NOTE: In the fifth line of the code, the filename of the txt file may be different, depending on what you choose to call it. You just need to have a txt file present in the directory you hooked up R to, and you need to call it by its name, whatever it is.
> library("tm")
> library("SnowballC")
> library("wordcloud")
> library("RColorBrewer")
> filePath <- "Sermon on the Mount.txt"
> text <- readLines(filePath)
> docs <- Corpus(VectorSource(text))
> docs <- tm_map(docs, stripWhitespace)
> docs <- tm_map(docs, removeNumbers)
> docs <- tm_map(docs, removePunctuation)
> docs <- tm_map(docs, content_transformer(tolower))
> docs <- tm_map(docs, removeWords, stopwords("english"))
> docs <- tm_map(docs, removeWords, c("thee", "thou","shall","thy","thine","shalt","unto","whosoever","neither","every","may","yea","nay","yet","hath","doth","say","seeth","heareth","lest","doest","knoweth","whatsoever","asketh","leadeth","will","verily","bringeth","prayest","wherefore","till","clothe","mine"))

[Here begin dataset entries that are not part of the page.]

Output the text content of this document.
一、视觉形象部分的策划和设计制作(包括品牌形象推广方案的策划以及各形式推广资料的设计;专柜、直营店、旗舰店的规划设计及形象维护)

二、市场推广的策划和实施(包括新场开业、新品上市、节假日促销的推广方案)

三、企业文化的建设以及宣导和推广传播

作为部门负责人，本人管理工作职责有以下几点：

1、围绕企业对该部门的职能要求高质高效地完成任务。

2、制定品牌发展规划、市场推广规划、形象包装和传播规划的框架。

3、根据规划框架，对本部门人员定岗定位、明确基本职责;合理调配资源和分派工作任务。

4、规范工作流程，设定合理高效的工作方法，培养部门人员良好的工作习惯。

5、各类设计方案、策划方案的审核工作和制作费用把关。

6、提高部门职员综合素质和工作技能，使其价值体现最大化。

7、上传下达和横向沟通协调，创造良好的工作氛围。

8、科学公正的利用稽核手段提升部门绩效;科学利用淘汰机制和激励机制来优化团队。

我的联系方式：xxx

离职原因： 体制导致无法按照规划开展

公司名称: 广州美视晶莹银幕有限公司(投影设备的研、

> dtm <- TermDocumentMatrix(docs)
> m <- as.matrix(dtm)
> v <- sort(rowSums(m), decreasing=TRUE)
> d <- data.frame(word = names(v), freq = v)
> set.seed(1234)
> wordcloud(words = d$word, freq = d$freq, min.freq = 2, max.words = 200, random.order = FALSE, rot.per = 0.35, colors = brewer.pal(8, "Dark2"))
Here is the word cloud we get:
As you would expect from a work of text transcribed from the 16th century, there is lots of archaic language. Words like thee, thou, thine, etc. I could not find a script to remove them, so I had to do them manually to eliminate any and all stop words in order to make this word cloud as informative as possible. The words that Jesus uses the most are "heaven" and "father". This makes sense in a religious text, since the term "father" refers to God, and God is in Heaven.